The power of the purse is the power to allocate money to fund government operations, as well as the power to withhold money from improper or illegitimate government operations. It’s what enables Congress – and only Congress – to reform dysfunctional government.
We like to talk about the power of the purse as a tool that Congress can use to check and balance the excesses of an overbearing president.
And that’s absolutely true. But first and foremost it’s a tool for members of Congress to represent the interests of our constituents and fix what’s broken in our government.
Our Constitution grants the legislature the power of the purse not simply to achieve some abstract equilibrium or balance of power, but to compel the national government to represent the American people and be faithful stewards of taxpayer money.
Mr./Madam President, at the end of November last year, President Obama made his choice, now it’s time for us to make ours.

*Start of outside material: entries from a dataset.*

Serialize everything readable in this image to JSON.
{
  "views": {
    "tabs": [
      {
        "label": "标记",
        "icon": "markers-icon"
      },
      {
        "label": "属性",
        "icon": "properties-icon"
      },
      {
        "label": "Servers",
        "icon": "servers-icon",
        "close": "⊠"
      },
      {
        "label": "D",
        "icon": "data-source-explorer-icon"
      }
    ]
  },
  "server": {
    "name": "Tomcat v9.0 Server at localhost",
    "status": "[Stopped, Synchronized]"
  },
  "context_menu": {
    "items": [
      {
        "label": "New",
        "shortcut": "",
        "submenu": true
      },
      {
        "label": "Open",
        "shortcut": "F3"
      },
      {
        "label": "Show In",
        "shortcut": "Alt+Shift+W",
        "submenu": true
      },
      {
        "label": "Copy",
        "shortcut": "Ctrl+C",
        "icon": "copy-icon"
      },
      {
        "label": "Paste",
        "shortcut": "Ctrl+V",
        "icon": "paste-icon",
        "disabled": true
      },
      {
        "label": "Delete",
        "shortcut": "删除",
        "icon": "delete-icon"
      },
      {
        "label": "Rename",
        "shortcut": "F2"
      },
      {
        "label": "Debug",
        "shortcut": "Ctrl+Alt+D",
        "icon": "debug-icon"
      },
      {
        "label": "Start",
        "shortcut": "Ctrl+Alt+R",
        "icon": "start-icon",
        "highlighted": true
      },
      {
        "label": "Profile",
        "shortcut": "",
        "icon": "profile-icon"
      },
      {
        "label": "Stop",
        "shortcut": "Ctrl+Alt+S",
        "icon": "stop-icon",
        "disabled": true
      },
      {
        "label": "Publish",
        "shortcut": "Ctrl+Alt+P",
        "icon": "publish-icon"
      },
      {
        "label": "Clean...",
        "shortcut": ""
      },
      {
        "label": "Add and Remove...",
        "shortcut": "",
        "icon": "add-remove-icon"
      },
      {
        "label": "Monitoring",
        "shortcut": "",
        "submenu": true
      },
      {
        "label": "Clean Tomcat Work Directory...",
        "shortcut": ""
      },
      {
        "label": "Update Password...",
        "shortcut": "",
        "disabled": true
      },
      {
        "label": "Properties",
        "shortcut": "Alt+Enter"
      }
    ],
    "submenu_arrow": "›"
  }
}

The president chose to sidestep Congress, avoid debate, and rewrite our immigration laws on his own. Now we must decide: are we going to be a deliberative body or are we going to be a rubberstamp for the president’s agenda?
Are we going to acquiesce to an executive disregards the boundaries of his office, or are we going to stand up for the rule of law and the will of the people?
I hope my colleagues will join me in voting to begin debate on H.R. 240. This is a debate that the American people have been waiting for Congress to have for far too long.